# How many "lumens" does a 10w Halogen produce?



## Vermonter (Jun 8, 2004)

*How many \"lumens\" does a 10w Halogen produce?*

I received the Surefire catalog a little while ago. Lots of cool stuff /ubbthreads/images/graemlins/smile.gif

I'm looking for a reference of light output. They use "lumens" in their catalog. I use 10 watt halogens for mountain biking, and am wondering how many lumens they produce so I can compare.

Thanks for any info! /ubbthreads/images/graemlins/cool.gif


----------



## jayflash (Jun 8, 2004)

*Re: How many \"lumens\" does a 10w Halogen produce?*

Hello Vermonter,

Welcome to the forum. A very rough estimate would be in the 200 lumen neck o' the dark woods.


----------



## The_LED_Museum (Jun 8, 2004)

*Re: How many \"lumens\" does a 10w Halogen produce?*

Very few CPFers are equipped to measure light in lumens. Just one, that I know of, with only sporadic access to the necessary instrument: an *integrating sphere*.
Everybody else measures light in lux, cd (candelas), or mcd (millicandelas).
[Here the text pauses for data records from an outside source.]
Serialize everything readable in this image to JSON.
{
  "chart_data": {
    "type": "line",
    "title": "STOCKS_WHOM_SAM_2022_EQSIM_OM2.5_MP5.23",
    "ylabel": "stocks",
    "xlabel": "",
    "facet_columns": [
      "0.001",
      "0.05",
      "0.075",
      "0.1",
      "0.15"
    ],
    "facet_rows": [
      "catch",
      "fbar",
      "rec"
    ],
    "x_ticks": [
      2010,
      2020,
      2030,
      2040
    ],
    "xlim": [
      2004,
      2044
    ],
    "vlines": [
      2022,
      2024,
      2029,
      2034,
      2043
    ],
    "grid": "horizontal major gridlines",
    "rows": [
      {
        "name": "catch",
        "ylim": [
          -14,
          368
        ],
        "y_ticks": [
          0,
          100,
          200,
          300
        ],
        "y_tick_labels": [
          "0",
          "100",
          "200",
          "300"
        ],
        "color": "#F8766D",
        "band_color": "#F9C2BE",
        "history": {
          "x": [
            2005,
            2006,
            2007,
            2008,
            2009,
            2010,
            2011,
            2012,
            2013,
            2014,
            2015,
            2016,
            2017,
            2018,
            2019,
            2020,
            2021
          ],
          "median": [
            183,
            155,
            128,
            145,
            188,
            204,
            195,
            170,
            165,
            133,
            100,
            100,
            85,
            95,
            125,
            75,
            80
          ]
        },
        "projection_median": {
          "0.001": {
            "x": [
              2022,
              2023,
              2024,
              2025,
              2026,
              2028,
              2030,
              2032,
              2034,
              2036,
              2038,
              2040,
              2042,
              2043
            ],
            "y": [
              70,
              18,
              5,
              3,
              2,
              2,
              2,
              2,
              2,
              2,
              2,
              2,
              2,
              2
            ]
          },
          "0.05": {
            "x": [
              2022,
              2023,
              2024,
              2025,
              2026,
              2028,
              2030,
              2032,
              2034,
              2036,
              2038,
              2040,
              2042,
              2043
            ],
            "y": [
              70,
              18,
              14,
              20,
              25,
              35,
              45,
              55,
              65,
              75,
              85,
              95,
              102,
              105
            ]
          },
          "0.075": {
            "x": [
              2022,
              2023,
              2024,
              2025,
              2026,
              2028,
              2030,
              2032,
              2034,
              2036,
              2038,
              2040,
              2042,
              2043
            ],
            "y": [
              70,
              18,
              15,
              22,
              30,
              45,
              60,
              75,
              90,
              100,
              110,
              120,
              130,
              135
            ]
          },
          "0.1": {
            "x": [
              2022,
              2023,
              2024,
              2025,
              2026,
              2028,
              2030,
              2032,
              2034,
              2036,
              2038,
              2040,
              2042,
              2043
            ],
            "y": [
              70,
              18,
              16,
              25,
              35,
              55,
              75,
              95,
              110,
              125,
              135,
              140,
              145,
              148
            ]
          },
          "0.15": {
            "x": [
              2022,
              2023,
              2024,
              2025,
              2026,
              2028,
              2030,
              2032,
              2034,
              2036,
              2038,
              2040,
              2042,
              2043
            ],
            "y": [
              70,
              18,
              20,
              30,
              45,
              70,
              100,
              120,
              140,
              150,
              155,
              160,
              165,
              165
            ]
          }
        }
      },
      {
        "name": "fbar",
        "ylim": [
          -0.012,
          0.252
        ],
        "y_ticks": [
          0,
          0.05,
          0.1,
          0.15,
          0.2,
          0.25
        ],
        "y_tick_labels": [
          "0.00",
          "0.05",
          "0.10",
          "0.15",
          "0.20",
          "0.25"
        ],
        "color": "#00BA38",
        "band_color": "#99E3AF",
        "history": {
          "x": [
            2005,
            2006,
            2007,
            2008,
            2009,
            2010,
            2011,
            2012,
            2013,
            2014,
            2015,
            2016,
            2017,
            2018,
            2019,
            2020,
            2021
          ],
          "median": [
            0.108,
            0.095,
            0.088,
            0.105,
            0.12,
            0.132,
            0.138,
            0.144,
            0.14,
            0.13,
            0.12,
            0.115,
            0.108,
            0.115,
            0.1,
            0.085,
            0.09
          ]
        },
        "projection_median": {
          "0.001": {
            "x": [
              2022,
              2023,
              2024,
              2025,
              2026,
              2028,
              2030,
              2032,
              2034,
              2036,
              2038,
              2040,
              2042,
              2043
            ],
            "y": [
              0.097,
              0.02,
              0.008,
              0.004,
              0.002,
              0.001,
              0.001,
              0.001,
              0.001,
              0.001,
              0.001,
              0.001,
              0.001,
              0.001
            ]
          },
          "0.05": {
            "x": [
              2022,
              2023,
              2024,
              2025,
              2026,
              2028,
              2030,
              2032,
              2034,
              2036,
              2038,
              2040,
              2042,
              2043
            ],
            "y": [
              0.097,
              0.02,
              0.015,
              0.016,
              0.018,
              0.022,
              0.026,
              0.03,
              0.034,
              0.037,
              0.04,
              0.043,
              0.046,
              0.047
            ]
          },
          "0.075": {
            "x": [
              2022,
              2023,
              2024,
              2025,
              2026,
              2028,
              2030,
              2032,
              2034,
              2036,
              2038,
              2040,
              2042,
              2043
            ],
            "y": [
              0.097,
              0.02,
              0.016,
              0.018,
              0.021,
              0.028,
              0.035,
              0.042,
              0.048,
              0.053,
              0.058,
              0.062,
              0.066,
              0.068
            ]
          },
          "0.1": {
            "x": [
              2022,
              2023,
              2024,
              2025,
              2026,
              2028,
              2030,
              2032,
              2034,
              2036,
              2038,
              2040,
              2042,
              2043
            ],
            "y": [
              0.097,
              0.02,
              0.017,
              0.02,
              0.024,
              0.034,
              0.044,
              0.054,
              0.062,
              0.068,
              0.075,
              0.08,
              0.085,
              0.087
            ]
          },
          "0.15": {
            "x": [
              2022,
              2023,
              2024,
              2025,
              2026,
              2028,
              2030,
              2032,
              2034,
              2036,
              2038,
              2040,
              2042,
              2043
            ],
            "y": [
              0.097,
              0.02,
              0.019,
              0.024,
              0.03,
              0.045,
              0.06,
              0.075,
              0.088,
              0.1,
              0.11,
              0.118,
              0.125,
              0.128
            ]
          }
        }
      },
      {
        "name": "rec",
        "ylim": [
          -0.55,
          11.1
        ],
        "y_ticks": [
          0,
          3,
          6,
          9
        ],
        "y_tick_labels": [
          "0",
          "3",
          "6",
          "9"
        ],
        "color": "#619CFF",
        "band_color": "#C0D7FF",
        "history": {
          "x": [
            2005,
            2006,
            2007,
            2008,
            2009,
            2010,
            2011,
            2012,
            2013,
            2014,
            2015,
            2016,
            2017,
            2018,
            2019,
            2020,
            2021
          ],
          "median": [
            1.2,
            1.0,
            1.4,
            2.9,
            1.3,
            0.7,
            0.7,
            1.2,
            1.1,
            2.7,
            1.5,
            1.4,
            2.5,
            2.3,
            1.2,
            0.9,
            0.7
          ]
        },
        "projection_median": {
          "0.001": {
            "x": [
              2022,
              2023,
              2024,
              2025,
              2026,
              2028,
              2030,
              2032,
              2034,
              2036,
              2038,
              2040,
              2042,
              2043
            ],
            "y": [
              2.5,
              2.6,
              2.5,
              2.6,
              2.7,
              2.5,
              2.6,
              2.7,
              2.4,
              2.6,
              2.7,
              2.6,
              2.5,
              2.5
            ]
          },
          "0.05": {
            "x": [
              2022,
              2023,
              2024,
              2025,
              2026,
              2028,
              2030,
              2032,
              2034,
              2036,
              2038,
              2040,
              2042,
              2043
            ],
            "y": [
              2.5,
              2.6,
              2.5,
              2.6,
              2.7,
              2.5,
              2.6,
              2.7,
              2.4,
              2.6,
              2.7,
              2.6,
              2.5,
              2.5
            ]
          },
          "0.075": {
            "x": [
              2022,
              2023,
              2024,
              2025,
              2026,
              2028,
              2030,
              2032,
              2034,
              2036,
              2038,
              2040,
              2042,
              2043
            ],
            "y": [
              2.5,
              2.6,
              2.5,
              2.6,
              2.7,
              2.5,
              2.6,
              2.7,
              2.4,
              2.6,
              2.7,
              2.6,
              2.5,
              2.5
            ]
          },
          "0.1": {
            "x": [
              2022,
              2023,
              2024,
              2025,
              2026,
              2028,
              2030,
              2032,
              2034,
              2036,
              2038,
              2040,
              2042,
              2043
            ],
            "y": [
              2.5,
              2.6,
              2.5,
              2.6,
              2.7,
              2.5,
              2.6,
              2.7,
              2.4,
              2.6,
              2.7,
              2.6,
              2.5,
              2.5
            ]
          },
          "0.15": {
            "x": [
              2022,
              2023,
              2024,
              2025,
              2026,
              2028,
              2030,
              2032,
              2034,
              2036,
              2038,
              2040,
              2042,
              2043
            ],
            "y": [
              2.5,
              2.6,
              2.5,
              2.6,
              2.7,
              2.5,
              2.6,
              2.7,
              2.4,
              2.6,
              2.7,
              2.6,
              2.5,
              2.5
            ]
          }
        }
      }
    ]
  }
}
Lux is measured by placing the light source 1 meter (39.37") from the sensor face of the light meter with the meter set to read lux, and cd & mcd are measured by placing the light source 12" from the sensor face of the light meter with the meter set to read cd or mcd. If the meter only reads in candela, multiply the result by 1,000 to obtain the millicandela value.


----------



## Vermonter (Jun 8, 2004)

*Re: How many \"lumens\" does a 10w Halogen produce?*

Are "candelas" the same as "candlepower"?

Any way to convert from that to lumens?


----------



## glenthemole (Jun 8, 2004)

*Re: How many \"lumens\" does a 10w Halogen produce?*

I'm not too knowlegeable about these subjects, but i think lumens measures the total light output of a flashlight, whereas candelas measures the intensity at a particular point, so they are not interchangeable, they measure different things.

I could be wrong though...


----------



## thesurefire (Jun 8, 2004)

*Re: How many \"lumens\" does a 10w Halogen produce?*

[ QUOTE ]
*glenthemole said:*
I'm not too knowlegeable about these subjects, but i think lumens measures the total light output of a flashlight, whereas candelas measures the intensity at a particular point, so they are not interchangeable, they measure different things.

I could be wrong though... 

[/ QUOTE ]

Thats how I've always understood light measurement.
I also believe that Lux is related to light intensity and not overall output.


----------



## woodsman (Jun 8, 2004)

*Re: How many \"lumens\" does a 10w Halogen produce?*

Agree with last two posters. As a side note I think my SF M6 is 30 watts, and produces 500 lumens. /ubbthreads/images/graemlins/thumbsup.gif


----------



## GJW (Jun 8, 2004)

*Re: How many \"lumens\" does a 10w Halogen produce?*

I've got a software calculator with some built-in constants and conversion units and it does have formulae for converting illuminance provided you know the scale.

For instance it lists:
1 lumen/sq.cm = 10,000 lux
1 lumen/sq.ft = 10.76391 lux
1 lumen/sq.m = 1 lux

Do these sound reasonable to anyone?


----------



## bindibadgi (Jun 8, 2004)

*Re: How many \"lumens\" does a 10w Halogen produce?*

That is correct. However, that conversion will only work if the light gives out a completely spherically symmetrical emission, which it won't.

I'm afraid you need an integrating sphere to measure lumen output correctly.


----------